Наступило молчание. Потом вдруг мама робко сказала:

— Может… может, пусть едет, а, Костя?

Отец удивленно взглянул на нее.

— Вот как? — спросил он, а потом жестко добавил: — Ну, что ж, если и мать… И если вы, капитан, берете на себя ответственность… — Он оборвал фразу и вышел из дому, крепко притворив за собой дверь.

— Ответственность, ответственность, — раздраженно сказал Громов, — я ответственности не боюсь. — Он посмотрел на меня. — Только бог-то бог, а и сам не будь плох.
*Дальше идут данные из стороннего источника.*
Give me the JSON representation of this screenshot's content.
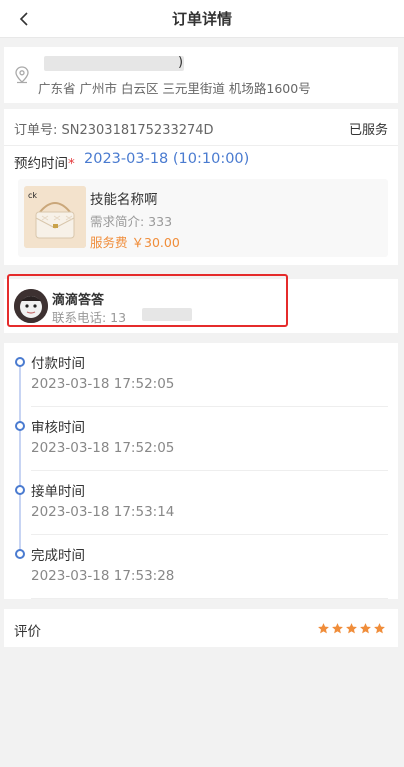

Ежели медицина… — Он тоже оборвал себя и, сердито фыркая, ушел.

…Черт бы побрал эту медицину! Все как в воду глядели. Конечно, меня не пропустили: даже и смотреть не стали, как только узнали, что я недавно из Ленинграда. И сколько я там на комиссии ни клянчил, меня и слушать не стали — выпроводили. Хорошо еще, что в поликлинике были только чужие ребята: хоть не так стыдно.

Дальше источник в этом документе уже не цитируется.